Вытащив трубу, я набрал номер Котова. В нескольких фразах обрисовал ситуацию, выслушал указания и отключив телефон, повернулся к своим.

Семёныч всё ещё держал эту отрубленную лапу, поворачивая её так и эдак, словно загипнотизированный, но когда он повернул её срезом ко мне…

Нет, это не было похоже на живое тело, или, как сейчас принято выражаться, на «условно живое».

Никакой белеющей кости, никаких синих трубочек и бледно-желтых нитей — то есть, сосудов и нервов.


Я вспомнил, как они вываливались из проёма двери, похожие на влажные мешки, или чёрных слизней, и как потом преображались в…

Оборотни тоже так делают.

Пару раз я был свидетелем процесса метаморфозы, и что-то общее тут было. Но очень, очень отдалённое.


— Изучить их хорошенько, — проговорил Семёныч.

— Я знаю, кто нам может помочь, — кивнула Маша. — Только вам это не понравится.


Я тоже знал. И мне это действительно не нравилось. Но кажется, у нас нет другого выхода.


— По уставу мы не имеем права уносить что-либо с места преступления, — всё равно сказал я.


Но таким тоном, который как бы намекал: «убедите меня в обратном». Что Маша и не замедлила сделать.


Она презрительно фыркнула, выставила ногу и сложила руки на груди.

— Мы с тобой уже таскали ему тварей, — напомнила она. — Последнюю — ВЧЕРА.


А я вдруг почуял характерный, острый и солёный запах…

— А ну покажи ногу! — я присел перед ней на корточки, но Маша проворно спрятала одну босую ступню за другую.

— Обойдёсся, — заявила она с непередаваемым апломбом.

— Маша… — я набрал побольше воздуха, готовя политически продуманную, дипломатически обоснованную речь.

— Придётся отрезать, — отстранённо сказал Семёныч. — Мы ведь ничего не знаем о физиологии этих Тварей. Если ты заразишься…


И он выразительно посмотрел на лезвие ассегая.


Глаза у Маши сделались огромными и совершенно неподвижными. В чёрных зрачках отразилась крыша надстройки с торчащими как попало антеннами…

— В Хаме есть бутылка Живой воды, — сказал я.

В глазах вспыхнуло НЕИМОВЕРНОЕ облегчение.


— Я тебя отнесу, — не дожидаясь возражений, я подхватил её на руки.

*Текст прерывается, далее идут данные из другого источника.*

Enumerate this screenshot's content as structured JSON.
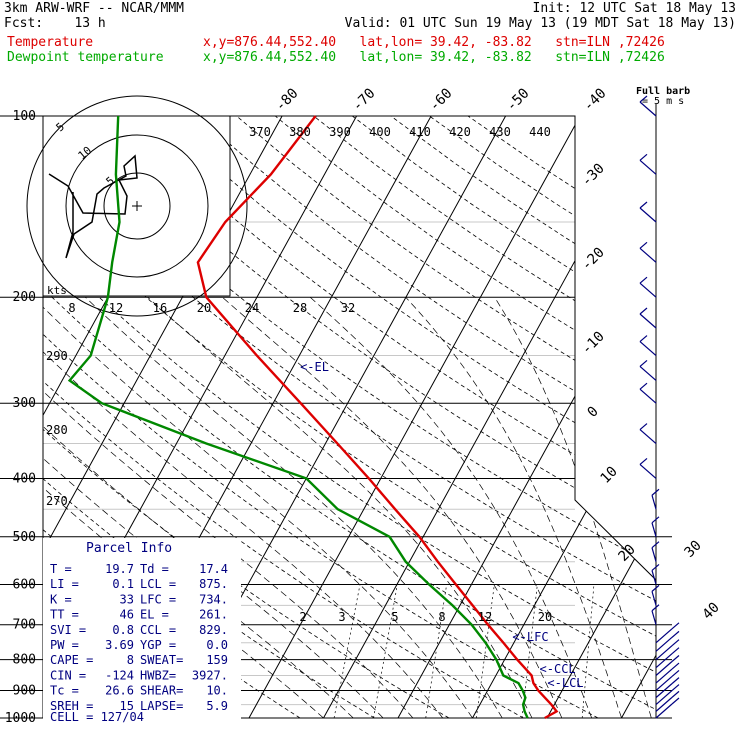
{
  "header": {
    "model": "3km ARW-WRF -- NCAR/MMM",
    "init": "Init: 12 UTC Sat 18 May 13",
    "fcst_label": "Fcst:",
    "fcst_value": "13 h",
    "valid": "Valid: 01 UTC Sun 19 May 13 (19 MDT Sat 18 May 13)",
    "temp_label": "Temperature",
    "dew_label": "Dewpoint temperature",
    "location_line": "x,y=876.44,552.40   lat,lon= 39.42, -83.82   stn=ILN ,72426"
  },
  "colors": {
    "temperature": "#dd0000",
    "dewpoint": "#008800",
    "grid": "#000000",
    "info": "#000080",
    "wind": "#000080"
  },
  "chart_data": {
    "type": "line",
    "y_axis": {
      "name": "pressure",
      "units": "hPa",
      "log_scale": true,
      "range": [
        1000,
        100
      ],
      "ticks": [
        100,
        200,
        300,
        400,
        500,
        600,
        700,
        800,
        900,
        1000
      ]
    },
    "isotherm_labels_top": [
      -80,
      -70,
      -60,
      -50,
      -40
    ],
    "isotherm_labels_right": [
      -30,
      -20,
      -10,
      0,
      10,
      20,
      30,
      40
    ],
    "theta_labels": [
      370,
      380,
      390,
      400,
      410,
      420,
      430,
      440
    ],
    "dry_adiabat_labels_left": [
      290,
      280,
      270
    ],
    "mixing_ratio_labels": [
      2,
      3,
      5,
      8,
      12,
      20
    ],
    "hodograph": {
      "kts_label": "kts",
      "ring_labels": [
        5,
        10
      ],
      "speed_scale_labels": [
        8,
        12,
        16,
        20,
        24,
        28,
        32
      ]
    },
    "series": [
      {
        "name": "Temperature",
        "points": [
          [
            1000,
            19.7
          ],
          [
            975,
            20.8
          ],
          [
            950,
            19.6
          ],
          [
            925,
            18.2
          ],
          [
            900,
            16.8
          ],
          [
            875,
            15.6
          ],
          [
            850,
            14.8
          ],
          [
            800,
            11.7
          ],
          [
            750,
            8.6
          ],
          [
            700,
            5.2
          ],
          [
            650,
            1.7
          ],
          [
            600,
            -2.1
          ],
          [
            550,
            -6.2
          ],
          [
            500,
            -10.5
          ],
          [
            450,
            -15.8
          ],
          [
            400,
            -21.6
          ],
          [
            350,
            -28.4
          ],
          [
            300,
            -36.3
          ],
          [
            250,
            -45.7
          ],
          [
            200,
            -56.8
          ],
          [
            175,
            -60.5
          ],
          [
            150,
            -59.8
          ],
          [
            125,
            -57.2
          ],
          [
            100,
            -55.5
          ]
        ]
      },
      {
        "name": "Dewpoint temperature",
        "points": [
          [
            1000,
            17.4
          ],
          [
            975,
            16.5
          ],
          [
            950,
            15.8
          ],
          [
            925,
            15.6
          ],
          [
            900,
            14.7
          ],
          [
            875,
            13.6
          ],
          [
            850,
            11.0
          ],
          [
            800,
            8.9
          ],
          [
            750,
            6.2
          ],
          [
            700,
            3.0
          ],
          [
            650,
            -1.0
          ],
          [
            600,
            -5.7
          ],
          [
            550,
            -10.5
          ],
          [
            500,
            -14.5
          ],
          [
            450,
            -23.5
          ],
          [
            400,
            -30.0
          ],
          [
            350,
            -46.0
          ],
          [
            300,
            -63.0
          ],
          [
            275,
            -69.0
          ],
          [
            250,
            -68.0
          ],
          [
            200,
            -70.0
          ],
          [
            175,
            -72.0
          ],
          [
            150,
            -74.0
          ],
          [
            125,
            -78.0
          ],
          [
            100,
            -82.0
          ]
        ]
      }
    ],
    "annotations": [
      {
        "text": "<-EL",
        "pressure": 261
      },
      {
        "text": "<-LFC",
        "pressure": 734
      },
      {
        "text": "<-CCL",
        "pressure": 829
      },
      {
        "text": "<-LCL",
        "pressure": 875
      }
    ],
    "wind_barbs": {
      "title": "Full barb",
      "units": "= 5 m s",
      "pressures": [
        1000,
        975,
        950,
        925,
        900,
        875,
        850,
        825,
        800,
        775,
        750,
        700,
        650,
        600,
        550,
        500,
        450,
        400,
        350,
        300,
        275,
        250,
        225,
        200,
        175,
        150,
        125,
        100
      ]
    }
  },
  "parcel_info": {
    "title": "Parcel Info",
    "rows": [
      [
        "T  =",
        "19.7",
        "Td =",
        "17.4"
      ],
      [
        "LI =",
        "0.1",
        "LCL =",
        "875."
      ],
      [
        "K  =",
        "33",
        "LFC =",
        "734."
      ],
      [
        "TT =",
        "46",
        "EL  =",
        "261."
      ],
      [
        "SVI =",
        "0.8",
        "CCL =",
        "829."
      ],
      [
        "PW =",
        "3.69",
        "YGP =",
        "0.0"
      ],
      [
        "CAPE =",
        "8",
        "SWEAT=",
        "159"
      ],
      [
        "CIN =",
        "-124",
        "HWBZ=",
        "3927."
      ],
      [
        "Tc =",
        "26.6",
        "SHEAR=",
        "10."
      ],
      [
        "SREH =",
        "15",
        "LAPSE=",
        "5.9"
      ]
    ],
    "cell": "CELL = 127/04"
  }
}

Маша была лёгкая, как пушинка — в этом ничего не изменилось. Изменилось другое: на её теле появились мягкие места… Не то, чтобы у девушки выросла грудь — до этого было далеко. Но задняя часть, корма так сказать, была уже очень даже ничего. И какими длинными, стройными сделались её ноги…


Тряхнув головой, я сделал шаг к чердачной двери.


— Ремингтон! — вскрикнула Маша, но Семёныч уже протягивал ей ружьё, и она схватила его, как потерянного и вновь обретённого дитятю, и прижала к груди, а потом опустила голову мне на плечо и закрыла глаза.


Как мало ребёнку надо для счастья.


Семёныч за нами не спешил.

Оглянувшись у самой двери, я увидел, что он никуда не шел, а нагнулся, и заглядывает в проём двери надстройки.

И тогда я вернулся — не отпуская Маши, куда ей, с босыми-то ногами, — и тоже наклонился над лючком.


Основной жар уже схлынул, но всё равно оттуда пыхало, как из печки.


Внутри было пусто. Всё что могло, выгорело, пол устилали серые хлопья пепла. Они легонько шевелились, и казалось, что под ними кто-то прячется.


— Как они здесь уместились? — спросил Семёныч. — И вот ещё что…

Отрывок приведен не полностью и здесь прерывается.